Probing Image-Language Transformers for Verb Understanding
Lisa Anne Hendricks, Aida Nematzadeh
TL;DR
The paper introduces SVO-Probes, a verb-focused zero-shot benchmark to probe verb grounding in pretrained image–language transformers. By constructing a large verb set from Conceptual Captions and imSitu and assembling over 11k SVO triplets with roughly 48k image–sentence pairs and controlled negatives, the authors systematically test models’ ability to distinguish subtle verb-centered image–sentence relations. Results show verbs are consistently harder than nouns/objects for multiple architectures, and domain noise in pretraining data can degrade fine-grained distinctions, even when overall task performance is strong. The work highlights a clear gap in current multimodal representations for verb understanding and advocates for quieter pretraining data and verb-centric evaluation to guide future improvements.
Abstract
Multimodal image-language transformers have achieved impressive results on a variety of tasks that rely on fine-tuning (e.g., visual question answering and image retrieval). We are interested in shedding light on the quality of their pretrained representations -- in particular, if these models can distinguish different types of verbs or if they rely solely on nouns in a given sentence.
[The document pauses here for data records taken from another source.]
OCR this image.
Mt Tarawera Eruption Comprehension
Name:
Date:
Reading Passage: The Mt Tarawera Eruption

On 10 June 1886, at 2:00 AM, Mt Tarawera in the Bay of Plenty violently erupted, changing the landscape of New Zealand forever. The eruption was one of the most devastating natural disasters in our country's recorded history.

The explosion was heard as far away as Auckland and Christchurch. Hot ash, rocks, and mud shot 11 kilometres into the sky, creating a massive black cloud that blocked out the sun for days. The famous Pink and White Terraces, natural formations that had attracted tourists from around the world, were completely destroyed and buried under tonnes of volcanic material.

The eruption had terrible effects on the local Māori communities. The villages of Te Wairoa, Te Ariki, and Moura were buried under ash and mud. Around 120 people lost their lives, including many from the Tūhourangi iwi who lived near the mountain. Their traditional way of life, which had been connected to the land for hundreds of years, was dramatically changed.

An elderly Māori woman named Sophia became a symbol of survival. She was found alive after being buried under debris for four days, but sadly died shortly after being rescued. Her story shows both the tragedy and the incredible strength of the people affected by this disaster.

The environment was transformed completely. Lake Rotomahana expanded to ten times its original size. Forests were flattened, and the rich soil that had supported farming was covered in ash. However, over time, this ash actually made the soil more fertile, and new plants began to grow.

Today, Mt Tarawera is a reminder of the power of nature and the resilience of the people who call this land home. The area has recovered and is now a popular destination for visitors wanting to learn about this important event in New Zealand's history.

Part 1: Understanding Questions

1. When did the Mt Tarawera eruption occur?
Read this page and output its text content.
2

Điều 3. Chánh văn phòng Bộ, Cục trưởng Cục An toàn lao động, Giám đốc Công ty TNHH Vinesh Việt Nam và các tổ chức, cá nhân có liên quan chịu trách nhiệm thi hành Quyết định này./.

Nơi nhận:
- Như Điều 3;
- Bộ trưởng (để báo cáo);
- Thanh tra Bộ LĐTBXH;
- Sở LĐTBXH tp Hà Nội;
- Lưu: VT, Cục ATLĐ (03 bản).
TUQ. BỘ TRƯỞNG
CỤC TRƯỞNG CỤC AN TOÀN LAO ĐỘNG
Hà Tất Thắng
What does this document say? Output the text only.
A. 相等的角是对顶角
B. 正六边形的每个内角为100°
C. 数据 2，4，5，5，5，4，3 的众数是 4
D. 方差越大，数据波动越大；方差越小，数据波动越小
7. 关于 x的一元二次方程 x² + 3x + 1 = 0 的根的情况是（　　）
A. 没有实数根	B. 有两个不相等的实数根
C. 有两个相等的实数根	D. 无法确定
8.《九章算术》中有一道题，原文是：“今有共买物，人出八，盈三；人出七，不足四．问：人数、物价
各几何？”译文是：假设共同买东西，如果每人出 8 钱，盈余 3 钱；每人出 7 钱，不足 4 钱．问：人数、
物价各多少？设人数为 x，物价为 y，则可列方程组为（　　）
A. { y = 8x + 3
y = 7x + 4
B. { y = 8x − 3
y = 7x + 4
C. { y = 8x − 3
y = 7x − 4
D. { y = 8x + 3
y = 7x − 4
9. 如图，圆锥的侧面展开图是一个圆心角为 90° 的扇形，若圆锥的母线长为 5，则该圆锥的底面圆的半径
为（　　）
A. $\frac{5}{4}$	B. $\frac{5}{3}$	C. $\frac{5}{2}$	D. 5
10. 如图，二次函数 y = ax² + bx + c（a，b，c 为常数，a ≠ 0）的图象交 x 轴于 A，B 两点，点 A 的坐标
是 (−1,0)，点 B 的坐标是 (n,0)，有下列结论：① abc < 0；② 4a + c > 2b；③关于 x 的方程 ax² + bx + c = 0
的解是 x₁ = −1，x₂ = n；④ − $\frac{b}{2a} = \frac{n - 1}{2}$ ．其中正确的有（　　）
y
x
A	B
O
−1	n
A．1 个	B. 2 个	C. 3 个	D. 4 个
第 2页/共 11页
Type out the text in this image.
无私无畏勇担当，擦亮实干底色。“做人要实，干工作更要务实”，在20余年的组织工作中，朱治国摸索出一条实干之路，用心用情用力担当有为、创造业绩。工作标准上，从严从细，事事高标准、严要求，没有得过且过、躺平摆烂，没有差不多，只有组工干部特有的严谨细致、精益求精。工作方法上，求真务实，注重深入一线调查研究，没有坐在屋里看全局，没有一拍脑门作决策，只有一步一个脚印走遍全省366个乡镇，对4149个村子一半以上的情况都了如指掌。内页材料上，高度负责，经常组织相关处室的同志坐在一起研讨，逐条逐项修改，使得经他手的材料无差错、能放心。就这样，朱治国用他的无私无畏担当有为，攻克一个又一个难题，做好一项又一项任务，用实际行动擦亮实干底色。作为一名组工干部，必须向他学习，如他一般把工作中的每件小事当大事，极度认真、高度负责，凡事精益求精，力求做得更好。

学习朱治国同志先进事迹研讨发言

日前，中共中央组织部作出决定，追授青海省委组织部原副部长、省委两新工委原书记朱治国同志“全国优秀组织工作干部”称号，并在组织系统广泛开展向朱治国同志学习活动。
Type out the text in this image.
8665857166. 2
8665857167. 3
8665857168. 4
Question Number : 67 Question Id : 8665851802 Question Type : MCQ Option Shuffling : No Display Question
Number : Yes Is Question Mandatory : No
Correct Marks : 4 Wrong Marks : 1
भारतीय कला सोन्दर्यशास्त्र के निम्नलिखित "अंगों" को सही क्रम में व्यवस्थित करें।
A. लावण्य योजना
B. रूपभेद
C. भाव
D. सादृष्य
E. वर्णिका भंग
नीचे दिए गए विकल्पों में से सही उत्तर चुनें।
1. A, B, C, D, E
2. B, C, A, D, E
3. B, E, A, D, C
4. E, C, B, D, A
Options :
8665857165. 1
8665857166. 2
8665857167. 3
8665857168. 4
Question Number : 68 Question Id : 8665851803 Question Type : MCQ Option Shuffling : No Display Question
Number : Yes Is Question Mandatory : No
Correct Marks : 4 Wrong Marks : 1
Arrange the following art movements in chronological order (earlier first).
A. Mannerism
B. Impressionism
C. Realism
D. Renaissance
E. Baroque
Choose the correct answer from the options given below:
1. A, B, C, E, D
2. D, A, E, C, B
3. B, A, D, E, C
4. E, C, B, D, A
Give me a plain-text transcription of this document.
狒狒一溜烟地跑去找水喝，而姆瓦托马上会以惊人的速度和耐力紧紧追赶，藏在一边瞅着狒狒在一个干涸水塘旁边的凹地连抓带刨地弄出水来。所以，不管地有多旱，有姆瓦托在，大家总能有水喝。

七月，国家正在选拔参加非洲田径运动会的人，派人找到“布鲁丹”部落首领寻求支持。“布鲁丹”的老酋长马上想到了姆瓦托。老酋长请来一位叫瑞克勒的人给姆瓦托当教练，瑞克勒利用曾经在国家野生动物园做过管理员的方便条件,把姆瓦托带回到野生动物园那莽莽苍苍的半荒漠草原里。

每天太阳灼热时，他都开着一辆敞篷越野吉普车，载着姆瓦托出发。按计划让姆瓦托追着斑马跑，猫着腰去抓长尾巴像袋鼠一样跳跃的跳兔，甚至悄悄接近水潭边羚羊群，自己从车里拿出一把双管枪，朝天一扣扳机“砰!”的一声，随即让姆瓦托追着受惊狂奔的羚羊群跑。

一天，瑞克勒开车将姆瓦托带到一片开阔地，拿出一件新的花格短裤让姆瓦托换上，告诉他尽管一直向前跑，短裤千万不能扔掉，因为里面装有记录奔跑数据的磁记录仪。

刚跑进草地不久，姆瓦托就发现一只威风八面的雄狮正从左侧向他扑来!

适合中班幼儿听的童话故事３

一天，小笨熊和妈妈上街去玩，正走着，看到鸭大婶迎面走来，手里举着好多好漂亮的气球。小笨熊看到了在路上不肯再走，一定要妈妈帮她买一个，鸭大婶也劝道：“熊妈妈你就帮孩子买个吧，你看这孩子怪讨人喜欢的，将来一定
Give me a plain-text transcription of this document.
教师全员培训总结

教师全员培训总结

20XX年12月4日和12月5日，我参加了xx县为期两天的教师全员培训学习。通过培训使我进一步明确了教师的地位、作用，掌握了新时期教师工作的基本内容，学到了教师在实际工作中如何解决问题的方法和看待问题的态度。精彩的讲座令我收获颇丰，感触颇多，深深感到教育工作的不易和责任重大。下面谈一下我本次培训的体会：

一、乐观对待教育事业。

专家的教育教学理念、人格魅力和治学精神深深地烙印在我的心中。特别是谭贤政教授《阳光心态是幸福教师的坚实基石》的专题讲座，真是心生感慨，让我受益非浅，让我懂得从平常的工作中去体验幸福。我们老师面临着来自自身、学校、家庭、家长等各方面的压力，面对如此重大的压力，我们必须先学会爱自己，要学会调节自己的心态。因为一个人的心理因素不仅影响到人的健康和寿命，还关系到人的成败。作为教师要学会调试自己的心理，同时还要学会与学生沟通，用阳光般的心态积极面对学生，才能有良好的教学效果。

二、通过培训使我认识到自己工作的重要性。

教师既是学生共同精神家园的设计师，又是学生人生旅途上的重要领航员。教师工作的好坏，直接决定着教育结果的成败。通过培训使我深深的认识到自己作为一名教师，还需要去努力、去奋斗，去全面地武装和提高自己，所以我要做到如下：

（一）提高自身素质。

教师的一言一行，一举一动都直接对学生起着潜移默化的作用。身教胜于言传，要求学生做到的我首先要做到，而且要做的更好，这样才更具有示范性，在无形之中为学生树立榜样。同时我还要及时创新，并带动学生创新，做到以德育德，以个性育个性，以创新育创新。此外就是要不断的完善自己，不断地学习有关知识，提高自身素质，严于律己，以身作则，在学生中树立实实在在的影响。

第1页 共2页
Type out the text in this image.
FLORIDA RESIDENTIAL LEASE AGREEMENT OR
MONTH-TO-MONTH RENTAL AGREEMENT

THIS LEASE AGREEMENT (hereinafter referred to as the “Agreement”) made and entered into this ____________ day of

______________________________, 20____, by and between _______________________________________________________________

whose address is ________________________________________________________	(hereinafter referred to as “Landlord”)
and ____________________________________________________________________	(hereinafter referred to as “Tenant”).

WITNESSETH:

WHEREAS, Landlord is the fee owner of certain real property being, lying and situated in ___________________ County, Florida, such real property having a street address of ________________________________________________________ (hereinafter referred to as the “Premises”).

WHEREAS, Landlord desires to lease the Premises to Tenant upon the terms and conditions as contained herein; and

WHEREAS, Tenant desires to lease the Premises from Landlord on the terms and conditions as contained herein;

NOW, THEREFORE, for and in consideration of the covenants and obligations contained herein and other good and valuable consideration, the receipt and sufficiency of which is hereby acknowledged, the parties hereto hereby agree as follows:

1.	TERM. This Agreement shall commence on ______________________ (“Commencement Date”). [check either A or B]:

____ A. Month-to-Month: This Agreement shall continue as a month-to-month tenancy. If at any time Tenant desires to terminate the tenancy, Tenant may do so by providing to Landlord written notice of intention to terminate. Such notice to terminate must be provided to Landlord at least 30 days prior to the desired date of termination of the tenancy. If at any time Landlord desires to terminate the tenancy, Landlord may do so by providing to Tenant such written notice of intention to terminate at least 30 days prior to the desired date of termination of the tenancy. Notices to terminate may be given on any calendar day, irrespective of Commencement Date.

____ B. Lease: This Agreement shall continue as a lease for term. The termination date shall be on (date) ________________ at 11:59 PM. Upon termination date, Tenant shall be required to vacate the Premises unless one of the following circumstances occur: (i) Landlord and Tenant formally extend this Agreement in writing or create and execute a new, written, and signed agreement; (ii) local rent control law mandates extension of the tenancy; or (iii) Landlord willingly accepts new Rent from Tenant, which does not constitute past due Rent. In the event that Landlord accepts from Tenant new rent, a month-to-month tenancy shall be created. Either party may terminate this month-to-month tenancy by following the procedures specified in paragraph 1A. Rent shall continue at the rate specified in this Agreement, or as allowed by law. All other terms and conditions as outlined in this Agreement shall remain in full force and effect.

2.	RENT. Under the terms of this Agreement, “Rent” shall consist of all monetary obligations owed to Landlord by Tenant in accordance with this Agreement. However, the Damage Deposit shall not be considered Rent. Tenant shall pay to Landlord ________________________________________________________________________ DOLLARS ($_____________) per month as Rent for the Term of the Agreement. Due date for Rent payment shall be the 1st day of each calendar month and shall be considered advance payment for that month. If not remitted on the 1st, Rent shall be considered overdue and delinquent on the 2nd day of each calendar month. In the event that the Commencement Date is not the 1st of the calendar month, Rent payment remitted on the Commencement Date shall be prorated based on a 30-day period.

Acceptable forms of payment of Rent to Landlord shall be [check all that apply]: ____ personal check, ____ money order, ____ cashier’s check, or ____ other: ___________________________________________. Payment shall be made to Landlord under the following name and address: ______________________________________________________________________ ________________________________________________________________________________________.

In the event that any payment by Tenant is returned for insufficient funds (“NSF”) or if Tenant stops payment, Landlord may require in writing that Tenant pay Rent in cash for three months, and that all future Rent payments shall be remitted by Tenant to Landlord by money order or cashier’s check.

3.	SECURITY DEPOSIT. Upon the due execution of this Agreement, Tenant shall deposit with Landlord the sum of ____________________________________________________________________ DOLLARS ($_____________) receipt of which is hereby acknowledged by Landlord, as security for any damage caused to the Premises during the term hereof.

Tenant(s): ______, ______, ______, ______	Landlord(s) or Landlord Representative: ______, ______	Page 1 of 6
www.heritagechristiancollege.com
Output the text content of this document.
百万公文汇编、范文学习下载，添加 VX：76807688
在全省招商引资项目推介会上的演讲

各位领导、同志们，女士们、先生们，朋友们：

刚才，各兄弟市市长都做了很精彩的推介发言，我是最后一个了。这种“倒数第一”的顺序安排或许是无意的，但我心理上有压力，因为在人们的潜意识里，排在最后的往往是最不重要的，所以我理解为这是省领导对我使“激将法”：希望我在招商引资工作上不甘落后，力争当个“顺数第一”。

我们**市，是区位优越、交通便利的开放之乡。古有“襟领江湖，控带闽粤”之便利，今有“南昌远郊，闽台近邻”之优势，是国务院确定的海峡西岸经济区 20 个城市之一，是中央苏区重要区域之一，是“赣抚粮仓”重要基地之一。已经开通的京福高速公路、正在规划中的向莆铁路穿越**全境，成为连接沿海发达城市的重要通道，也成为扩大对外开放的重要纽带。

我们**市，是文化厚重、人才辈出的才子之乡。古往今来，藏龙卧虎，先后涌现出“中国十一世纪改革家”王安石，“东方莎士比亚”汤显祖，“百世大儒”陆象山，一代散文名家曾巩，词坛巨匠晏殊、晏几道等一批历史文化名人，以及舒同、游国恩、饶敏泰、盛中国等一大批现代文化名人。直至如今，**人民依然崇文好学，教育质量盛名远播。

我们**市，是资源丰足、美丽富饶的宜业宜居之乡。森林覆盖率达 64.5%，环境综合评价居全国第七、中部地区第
To do so, we collect a dataset of image-sentence pairs (in English) consisting of 421 verbs that are either visual or commonly found in the pretraining data (i.e., the Conceptual Captions dataset). We use this dataset to evaluate pretrained image-language transformers and find that they fail more in situations that require verb understanding compared to other parts of speech. We also investigate what category of verbs are particularly challenging.